Sign up at vapi.ai and generate an API key. You'll need this for authentication headers on all API calls. VAPI requires Node.js 16+ and the fetch API (or axios 1.4+).

System Requirements

Node.js 16+ (LTS recommended)
Twilio SDK 3.x or higher
ngrok or similar tunneling tool for local webhook testing
HTTPS endpoint (required for Twilio webhooks)

Permissions

Calendly token must have calendars:read and event_types:read scopes. Twilio account needs Voice permissions enabled.

VAPI: Get Started with VAPI → Get VAPI

Step-by-Step Tutorial

Configuration & Setup

First, provision a Twilio phone number and configure it to forward calls to VAPI. This creates the bridge between Twilio's telephony network and VAPI's voice AI engine.

javascript

// Twilio webhook configuration - YOUR server receives calls here
const express = require('express');
const app = express();

app.post('/webhook/twilio-incoming', async (req, res) => {
  const { From, To, CallSid } = req.body;
  
  // Forward to VAPI for voice AI processing
  const vapiResponse = await fetch('https://api.vapi.ai/call', {
    method: 'POST',
    headers: {
      'Authorization': `Bearer ${process.env.VAPI_API_KEY}`,
      'Content-Type': 'application/json'
    },
    body: JSON.stringify({
      assistant: {
        model: { provider: 'openai', model: 'gpt-4' },
        voice: { provider: 'elevenlabs', voiceId: 'rachel' },
        firstMessage: 'Hi, I can help you schedule an appointment. What date works for you?'
      },
      phoneNumber: { twilioPhoneNumber: To, twilioAccountSid: process.env.TWILIO_ACCOUNT_SID },
      customer: { number: From }
    })
  });
  
  if (!vapiResponse.ok) {
    console.error(`VAPI call failed: ${vapiResponse.status}`);
    return res.status(500).send('Call setup failed');
  }
  
  res.status(200).send('Call forwarded to VAPI');
});

Critical: Configure Twilio's webhook URL to point to YOUR server endpoint (/webhook/twilio-incoming), NOT a VAPI endpoint. Twilio calls YOUR server, then YOUR server initiates a VAPI call.

Architecture & Flow

The call flow separates responsibilities cleanly:

Twilio handles telephony (SIP trunking, PSTN connectivity, call routing)
VAPI processes voice AI (STT, LLM reasoning, TTS, function calling)
Your server orchestrates Calendly API calls via VAPI function tools

When the user says "Book me for Tuesday at 2pm", VAPI's function calling triggers your Calendly integration endpoint. Your server queries Calendly's availability API, returns slots to VAPI, and VAPI speaks the options back to the user.
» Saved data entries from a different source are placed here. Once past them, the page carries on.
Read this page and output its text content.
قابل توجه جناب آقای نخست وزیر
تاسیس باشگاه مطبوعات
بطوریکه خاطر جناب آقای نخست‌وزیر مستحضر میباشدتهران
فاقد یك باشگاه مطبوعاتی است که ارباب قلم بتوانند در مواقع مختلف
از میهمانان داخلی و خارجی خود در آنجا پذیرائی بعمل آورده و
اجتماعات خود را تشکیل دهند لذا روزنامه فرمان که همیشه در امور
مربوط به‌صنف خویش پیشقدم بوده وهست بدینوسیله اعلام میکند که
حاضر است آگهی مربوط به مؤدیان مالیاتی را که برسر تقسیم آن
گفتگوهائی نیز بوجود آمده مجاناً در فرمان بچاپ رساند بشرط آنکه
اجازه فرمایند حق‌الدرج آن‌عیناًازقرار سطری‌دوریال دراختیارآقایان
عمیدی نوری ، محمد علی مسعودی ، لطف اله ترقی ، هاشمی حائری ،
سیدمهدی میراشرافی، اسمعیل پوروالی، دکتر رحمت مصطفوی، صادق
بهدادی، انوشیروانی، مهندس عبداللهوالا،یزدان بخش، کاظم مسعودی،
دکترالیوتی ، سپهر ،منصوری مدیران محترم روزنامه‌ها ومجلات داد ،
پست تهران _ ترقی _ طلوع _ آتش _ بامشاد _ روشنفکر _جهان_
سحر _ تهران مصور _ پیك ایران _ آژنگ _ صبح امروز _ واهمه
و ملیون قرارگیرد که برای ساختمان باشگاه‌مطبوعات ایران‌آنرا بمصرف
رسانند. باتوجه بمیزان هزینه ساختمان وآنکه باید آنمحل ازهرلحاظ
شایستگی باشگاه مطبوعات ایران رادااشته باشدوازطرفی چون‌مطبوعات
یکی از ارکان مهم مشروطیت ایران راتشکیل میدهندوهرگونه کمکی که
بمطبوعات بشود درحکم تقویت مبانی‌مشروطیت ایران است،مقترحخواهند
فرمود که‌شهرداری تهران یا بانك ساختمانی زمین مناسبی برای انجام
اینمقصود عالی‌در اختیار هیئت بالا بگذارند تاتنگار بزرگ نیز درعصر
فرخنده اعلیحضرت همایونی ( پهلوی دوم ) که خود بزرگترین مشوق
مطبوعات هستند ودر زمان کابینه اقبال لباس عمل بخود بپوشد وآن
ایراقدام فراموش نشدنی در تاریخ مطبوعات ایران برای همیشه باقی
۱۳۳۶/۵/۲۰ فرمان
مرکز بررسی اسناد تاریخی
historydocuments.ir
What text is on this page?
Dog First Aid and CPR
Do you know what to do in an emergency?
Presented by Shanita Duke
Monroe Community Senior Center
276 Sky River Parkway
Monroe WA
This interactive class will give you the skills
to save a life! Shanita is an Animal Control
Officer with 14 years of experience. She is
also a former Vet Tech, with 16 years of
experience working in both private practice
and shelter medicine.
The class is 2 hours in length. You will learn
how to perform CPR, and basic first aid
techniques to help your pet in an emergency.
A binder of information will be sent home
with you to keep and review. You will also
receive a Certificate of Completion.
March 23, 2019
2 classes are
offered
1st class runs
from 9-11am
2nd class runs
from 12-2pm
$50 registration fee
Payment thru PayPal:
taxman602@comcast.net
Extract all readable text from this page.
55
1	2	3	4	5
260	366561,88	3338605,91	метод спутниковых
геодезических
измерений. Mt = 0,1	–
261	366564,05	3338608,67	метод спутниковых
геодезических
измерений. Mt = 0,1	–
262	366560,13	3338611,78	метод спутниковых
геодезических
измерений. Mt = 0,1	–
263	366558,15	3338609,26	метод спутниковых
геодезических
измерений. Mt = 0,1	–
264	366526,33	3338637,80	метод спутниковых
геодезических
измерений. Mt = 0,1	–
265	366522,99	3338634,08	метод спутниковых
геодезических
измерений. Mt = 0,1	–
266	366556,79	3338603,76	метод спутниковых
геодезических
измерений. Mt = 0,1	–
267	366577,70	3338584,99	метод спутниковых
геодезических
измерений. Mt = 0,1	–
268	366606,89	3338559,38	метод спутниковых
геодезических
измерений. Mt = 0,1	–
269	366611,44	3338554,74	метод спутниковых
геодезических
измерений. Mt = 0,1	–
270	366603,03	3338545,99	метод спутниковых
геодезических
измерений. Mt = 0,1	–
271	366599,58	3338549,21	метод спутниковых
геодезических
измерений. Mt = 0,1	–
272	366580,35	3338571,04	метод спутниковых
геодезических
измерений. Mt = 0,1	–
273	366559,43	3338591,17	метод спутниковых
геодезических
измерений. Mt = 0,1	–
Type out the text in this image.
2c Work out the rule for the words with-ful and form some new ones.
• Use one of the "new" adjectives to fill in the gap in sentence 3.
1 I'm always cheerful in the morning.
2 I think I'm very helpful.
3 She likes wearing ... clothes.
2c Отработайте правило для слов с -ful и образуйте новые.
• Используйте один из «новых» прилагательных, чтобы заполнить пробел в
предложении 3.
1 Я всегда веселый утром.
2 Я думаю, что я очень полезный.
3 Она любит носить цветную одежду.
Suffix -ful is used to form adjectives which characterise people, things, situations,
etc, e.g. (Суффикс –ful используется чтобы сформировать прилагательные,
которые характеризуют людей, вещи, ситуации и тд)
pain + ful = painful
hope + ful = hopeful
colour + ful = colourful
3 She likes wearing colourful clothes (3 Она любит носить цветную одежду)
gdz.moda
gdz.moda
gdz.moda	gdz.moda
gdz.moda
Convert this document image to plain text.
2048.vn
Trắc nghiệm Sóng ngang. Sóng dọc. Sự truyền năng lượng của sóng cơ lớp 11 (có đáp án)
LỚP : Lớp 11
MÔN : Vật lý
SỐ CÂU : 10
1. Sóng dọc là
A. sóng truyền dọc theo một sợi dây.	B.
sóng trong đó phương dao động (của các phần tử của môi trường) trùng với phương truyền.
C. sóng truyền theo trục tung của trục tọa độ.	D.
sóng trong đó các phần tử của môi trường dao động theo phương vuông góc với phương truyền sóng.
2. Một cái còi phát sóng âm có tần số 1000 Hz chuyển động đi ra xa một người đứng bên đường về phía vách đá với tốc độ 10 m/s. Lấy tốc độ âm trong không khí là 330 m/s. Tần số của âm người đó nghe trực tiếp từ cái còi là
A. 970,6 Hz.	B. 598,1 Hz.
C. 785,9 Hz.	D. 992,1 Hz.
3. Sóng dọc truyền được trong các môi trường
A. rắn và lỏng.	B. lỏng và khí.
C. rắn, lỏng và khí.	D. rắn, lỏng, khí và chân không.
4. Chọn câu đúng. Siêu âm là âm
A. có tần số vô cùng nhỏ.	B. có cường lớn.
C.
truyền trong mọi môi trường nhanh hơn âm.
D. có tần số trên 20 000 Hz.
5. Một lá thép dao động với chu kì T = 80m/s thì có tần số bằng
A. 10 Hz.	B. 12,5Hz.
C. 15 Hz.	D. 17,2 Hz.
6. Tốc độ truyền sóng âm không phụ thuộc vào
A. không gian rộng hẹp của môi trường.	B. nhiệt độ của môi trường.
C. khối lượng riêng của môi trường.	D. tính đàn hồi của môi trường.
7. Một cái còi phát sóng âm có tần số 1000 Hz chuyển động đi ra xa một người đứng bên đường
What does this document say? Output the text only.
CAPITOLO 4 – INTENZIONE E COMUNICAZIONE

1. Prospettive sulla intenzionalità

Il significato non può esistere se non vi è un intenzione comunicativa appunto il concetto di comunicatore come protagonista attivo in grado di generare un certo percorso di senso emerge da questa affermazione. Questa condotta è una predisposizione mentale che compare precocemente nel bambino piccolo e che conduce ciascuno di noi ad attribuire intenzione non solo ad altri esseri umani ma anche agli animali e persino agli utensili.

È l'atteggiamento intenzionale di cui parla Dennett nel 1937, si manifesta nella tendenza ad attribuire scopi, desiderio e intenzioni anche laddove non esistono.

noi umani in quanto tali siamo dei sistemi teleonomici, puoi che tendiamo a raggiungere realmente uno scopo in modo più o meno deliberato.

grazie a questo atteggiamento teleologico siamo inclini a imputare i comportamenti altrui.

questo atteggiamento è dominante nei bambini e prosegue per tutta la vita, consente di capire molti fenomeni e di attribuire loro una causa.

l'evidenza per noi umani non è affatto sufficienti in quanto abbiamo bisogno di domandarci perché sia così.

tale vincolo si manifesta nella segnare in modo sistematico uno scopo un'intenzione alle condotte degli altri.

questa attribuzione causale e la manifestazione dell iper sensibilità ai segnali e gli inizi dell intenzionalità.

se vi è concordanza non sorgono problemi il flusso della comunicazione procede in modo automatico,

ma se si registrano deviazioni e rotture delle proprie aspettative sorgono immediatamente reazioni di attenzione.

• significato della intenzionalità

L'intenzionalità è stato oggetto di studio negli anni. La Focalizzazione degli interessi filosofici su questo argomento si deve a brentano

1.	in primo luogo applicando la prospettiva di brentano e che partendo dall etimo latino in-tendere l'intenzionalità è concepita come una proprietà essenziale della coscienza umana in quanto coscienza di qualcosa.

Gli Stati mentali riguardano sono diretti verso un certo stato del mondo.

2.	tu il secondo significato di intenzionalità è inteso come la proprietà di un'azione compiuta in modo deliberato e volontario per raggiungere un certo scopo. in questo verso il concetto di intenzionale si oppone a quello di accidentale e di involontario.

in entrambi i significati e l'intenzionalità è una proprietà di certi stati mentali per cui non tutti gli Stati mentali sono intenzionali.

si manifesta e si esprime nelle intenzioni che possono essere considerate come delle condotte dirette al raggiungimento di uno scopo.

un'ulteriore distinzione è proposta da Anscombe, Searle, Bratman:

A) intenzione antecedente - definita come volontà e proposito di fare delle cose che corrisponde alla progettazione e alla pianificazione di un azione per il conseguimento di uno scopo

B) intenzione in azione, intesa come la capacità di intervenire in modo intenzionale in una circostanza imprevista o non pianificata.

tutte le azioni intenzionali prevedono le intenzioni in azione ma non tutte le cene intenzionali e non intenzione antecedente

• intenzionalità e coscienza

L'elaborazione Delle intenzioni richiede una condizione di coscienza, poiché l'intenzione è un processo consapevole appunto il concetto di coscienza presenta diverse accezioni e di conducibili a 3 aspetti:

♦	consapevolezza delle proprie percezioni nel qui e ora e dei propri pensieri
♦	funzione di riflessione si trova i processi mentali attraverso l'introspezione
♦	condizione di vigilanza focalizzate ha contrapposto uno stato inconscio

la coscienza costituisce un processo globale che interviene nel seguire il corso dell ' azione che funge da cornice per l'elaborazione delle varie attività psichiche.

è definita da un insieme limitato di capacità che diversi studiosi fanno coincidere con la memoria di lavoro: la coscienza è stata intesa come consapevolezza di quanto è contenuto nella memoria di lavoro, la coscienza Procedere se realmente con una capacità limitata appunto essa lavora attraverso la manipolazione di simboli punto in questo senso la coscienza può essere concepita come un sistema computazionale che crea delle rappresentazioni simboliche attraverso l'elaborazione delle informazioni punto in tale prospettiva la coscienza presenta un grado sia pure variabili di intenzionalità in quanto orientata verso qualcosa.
Function Tool Implementation

Configure VAPI to call your Calendly integration when scheduling intent is detected:

javascript

// Assistant config with Calendly function tool
const assistantConfig = {
  model: { provider: 'openai', model: 'gpt-4' },
  voice: { provider: 'elevenlabs', voiceId: 'rachel' },
  tools: [{
    type: 'function',
    function: {
      name: 'check_calendly_availability',
      description: 'Check available time slots for appointment booking',
      parameters: {
        type: 'object',
        properties: {
          date: { type: 'string', description: 'Requested date (YYYY-MM-DD)' },
          duration: { type: 'number', description: 'Meeting duration in minutes' }
        },
        required: ['date', 'duration']
      }
    },
    server: {
      url: `${process.env.SERVER_URL}/calendly/availability`,
      secret: process.env.WEBHOOK_SECRET
    }
  }]
};

Your server endpoint handles the function call:

javascript

app.post('/calendly/availability', async (req, res) => {
  const { date, duration } = req.body.message.toolCallList[0].function.arguments;
  
  // Calendly API call - note: Calendly endpoint, not VAPI
  const response = await fetch(`https://api.calendly.com/event_type_available_times`, {
    method: 'GET',
    headers: {
      'Authorization': `Bearer ${process.env.CALENDLY_TOKEN}`,
      'Content-Type': 'application/json'
    },
    params: { start_time: date, event_type: process.env.CALENDLY_EVENT_TYPE }
  });
  
  const slots = await response.json();
  
  // Return formatted slots to VAPI
  res.json({
    results: [{
      toolCallId: req.body.message.toolCallList[0].id,
      result: `Available slots: ${slots.collection.map(s => s.start_time).join(', ')}`
    }]
  });
});

Error Handling & Edge Cases

Race condition: User interrupts while VAPI is speaking available slots. Configure transcriber.endpointing to 200ms for faster barge-in detection. Do NOT write manual interruption handlers—VAPI's native config handles this.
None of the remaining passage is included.